I was so scared about what people would think. I figured everyone wanted to hold onto this good triumphs bad, fairytale version of our life. We struggled, we overcame and now we have this amazing family to show for it. The end result erases the struggle and pain that have followed us closely throughout this journey.
Sometimes the infertility still hurts so much that it takes my breath away. I was ever so reluctant to share that with anyone. I was afraid that my pain would be viewed as me not being fully grateful for the children we have been blessed with. With so few having been down the road we are on, it is difficult to feel like people can understand how separate infertility and adoption are, how one can still struggle deeply although their general longing for parenthood has been fulfilled. Blogging has given me the opportunity to be deliberate in my words to explain this phenomenon.
Open adoption comes with its own set of misunderstandings. Wrapping up joy, grief, fear, uncertainty and beauty into a picture that someone who has not been on the adoption path is nearly impossible to do, let alone on the fly in the space of a conversation. Through this outlet, I am able to paint a fuller picture of what it really looks like.
Blogging has given me the chance to share our story, to explain the myriad of conflicting emotions that exist in our world.
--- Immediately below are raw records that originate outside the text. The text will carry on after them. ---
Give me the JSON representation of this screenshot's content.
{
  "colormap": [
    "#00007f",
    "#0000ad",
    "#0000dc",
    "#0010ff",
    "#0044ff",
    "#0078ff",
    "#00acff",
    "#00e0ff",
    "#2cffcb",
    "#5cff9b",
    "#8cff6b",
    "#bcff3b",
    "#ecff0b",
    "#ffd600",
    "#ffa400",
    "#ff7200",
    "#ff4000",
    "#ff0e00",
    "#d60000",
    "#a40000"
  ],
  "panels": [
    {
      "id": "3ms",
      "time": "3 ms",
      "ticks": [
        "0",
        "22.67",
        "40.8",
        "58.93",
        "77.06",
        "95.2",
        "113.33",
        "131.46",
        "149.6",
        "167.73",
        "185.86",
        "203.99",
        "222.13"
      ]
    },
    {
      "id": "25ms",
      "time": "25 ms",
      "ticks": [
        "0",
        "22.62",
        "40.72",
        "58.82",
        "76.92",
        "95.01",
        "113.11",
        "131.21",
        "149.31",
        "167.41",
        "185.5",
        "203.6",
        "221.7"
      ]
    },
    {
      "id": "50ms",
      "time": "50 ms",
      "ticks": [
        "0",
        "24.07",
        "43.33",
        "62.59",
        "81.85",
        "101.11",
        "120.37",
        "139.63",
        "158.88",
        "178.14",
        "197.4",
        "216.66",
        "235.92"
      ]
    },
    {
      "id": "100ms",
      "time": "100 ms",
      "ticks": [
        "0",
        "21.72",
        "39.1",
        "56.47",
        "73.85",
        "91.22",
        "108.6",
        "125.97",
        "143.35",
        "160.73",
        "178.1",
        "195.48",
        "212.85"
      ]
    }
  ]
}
It has helped me to become less guarded and aloof with our life as a family. In connecting with others through our experience, it has helped normalize details that I have held closely hidden allowing me to be more transparent without judging my feelings as shameful.
Thank all of you who take the time to read my words or comment on my thoughts. Thanks to those who have allowed me the opportunity to guest blog on your sight! My original hope in sharing our story was to help other families walking this same road. I had no idea just how much it would help me along the way!